`qlat.utils_io` — Lock Management, Shutdown, and Time-Limit Utilities¶

Source: qlat/qlat/utils_io.pyx

Note: Update this document when updating the source file.

Outline¶

Overview
Lock Management
Graceful Shutdown
Time and Stop Checks
Examples

Overview¶

The qlat.utils_io module provides MPI-aware process coordination primitives for long-running lattice QCD simulations. It wraps C++ utilities for:

Lock management — acquire and release filesystem locks so that multiple MPI processes or jobs can coordinate access to shared resources (e.g., gauge configurations on disk).
Graceful shutdown (qquit) — clean all Python and C++ caches, then terminate the program in an orderly fashion.
Time-limit checking — poll wall-clock budgets or SLURM job end-times to allow orderly exit before the scheduler kills the job.
Stop-file checking — poll for the existence of a sentinel file that signals the simulation should halt.

All functions in this module are available under the qlat (q) namespace after import qlat as q.

Lock Management¶

`obtained_lock_history_list`¶

A module-level Python list that records every path for which obtain_lock returned True. This provides an audit trail of locks acquired during the lifetime of the process and is used internally by release_lock and qquit.

`obtain_lock(path: str) -> bool`¶

Try to acquire a filesystem lock at path. Decorated with @q.timer.

Parameter	Type	Description
`path`	`str`	Filesystem path for the lock
Returns	`bool`	`True` if the lock was successfully acquired

If the lock is acquired, path is appended to obtained_lock_history_list. The underlying C++ implementation (cc.obtain_lock) uses filesystem-level locking (typically mkdir atomics) that is safe across MPI ranks.

if q.obtain_lock("/scratch/run_001/lock"):
    # this process owns the lock
    do_work()
    q.release_lock()

`release_lock()`¶

Release the currently held lock. Decorated with @q.timer.

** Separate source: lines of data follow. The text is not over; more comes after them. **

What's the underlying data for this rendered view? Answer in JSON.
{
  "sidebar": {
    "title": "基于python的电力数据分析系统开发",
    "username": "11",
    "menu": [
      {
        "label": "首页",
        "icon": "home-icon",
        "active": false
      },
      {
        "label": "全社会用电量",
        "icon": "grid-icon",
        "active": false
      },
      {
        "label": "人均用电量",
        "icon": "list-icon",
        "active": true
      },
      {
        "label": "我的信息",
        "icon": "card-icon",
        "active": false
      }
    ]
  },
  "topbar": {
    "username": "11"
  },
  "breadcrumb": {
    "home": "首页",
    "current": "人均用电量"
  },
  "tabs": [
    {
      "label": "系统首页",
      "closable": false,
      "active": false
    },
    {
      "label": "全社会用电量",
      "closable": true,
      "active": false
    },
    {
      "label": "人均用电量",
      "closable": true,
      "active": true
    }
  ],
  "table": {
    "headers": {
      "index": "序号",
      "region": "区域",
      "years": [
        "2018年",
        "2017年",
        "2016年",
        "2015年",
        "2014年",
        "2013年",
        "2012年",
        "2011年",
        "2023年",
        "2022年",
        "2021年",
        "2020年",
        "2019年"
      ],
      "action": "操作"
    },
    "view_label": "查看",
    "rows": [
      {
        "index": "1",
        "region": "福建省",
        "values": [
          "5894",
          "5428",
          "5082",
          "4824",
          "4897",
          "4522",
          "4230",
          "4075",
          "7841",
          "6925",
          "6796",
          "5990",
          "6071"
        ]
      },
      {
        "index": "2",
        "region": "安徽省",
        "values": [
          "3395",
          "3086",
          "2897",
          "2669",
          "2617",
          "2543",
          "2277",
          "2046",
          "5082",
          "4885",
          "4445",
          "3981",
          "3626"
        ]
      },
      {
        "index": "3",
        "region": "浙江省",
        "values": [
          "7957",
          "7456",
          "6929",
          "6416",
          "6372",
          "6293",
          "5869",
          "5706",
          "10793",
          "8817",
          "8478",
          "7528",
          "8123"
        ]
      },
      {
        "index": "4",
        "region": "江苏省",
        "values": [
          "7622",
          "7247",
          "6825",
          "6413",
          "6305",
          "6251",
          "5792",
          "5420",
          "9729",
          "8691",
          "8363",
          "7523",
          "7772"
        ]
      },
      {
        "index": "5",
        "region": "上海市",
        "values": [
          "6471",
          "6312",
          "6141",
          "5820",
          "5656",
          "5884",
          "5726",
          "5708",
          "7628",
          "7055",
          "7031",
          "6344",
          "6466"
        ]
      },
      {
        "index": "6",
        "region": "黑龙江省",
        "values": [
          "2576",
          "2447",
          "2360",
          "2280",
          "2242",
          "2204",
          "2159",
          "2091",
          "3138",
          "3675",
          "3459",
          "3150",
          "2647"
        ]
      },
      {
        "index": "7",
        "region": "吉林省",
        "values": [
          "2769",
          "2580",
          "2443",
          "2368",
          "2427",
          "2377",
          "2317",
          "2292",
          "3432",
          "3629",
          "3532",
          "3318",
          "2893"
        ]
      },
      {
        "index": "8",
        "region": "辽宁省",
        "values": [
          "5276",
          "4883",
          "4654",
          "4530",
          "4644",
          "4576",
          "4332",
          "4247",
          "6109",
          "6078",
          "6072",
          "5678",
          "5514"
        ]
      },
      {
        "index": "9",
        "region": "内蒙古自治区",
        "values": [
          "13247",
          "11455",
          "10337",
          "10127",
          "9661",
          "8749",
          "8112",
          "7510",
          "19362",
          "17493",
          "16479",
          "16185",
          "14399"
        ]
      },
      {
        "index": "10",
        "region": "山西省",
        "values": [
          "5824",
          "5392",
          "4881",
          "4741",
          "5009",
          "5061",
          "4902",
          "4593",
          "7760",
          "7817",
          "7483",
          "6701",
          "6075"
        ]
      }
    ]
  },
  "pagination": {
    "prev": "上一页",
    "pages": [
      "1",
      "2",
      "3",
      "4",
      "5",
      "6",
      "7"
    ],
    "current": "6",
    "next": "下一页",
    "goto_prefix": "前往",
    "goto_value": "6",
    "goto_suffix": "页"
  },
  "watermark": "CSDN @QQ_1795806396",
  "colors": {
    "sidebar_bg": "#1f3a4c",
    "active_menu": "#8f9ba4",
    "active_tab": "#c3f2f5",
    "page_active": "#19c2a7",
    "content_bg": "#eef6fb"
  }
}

Calls the C++ cc.release_lock() which removes the lock file/directory created by obtain_lock.

Graceful Shutdown¶

`qquit(msg: str)`¶

Clean all Python-level caches (via q.clean_cache()), then call the C++ cc.qquit(msg) which clears all C+±level caches and terminates the program.

Parameter	Type	Description
`msg`	`str`	Message printed before termination

This is the recommended way to exit an qlat program when an unrecoverable error is detected or a time/stop condition is met.

q.qquit("finished all trajectories")

Time and Stop Checks¶

`check_time_limit(budget: float = None) -> None`¶

Check whether the simulation is approaching its time limit. Decorated with @q.timer.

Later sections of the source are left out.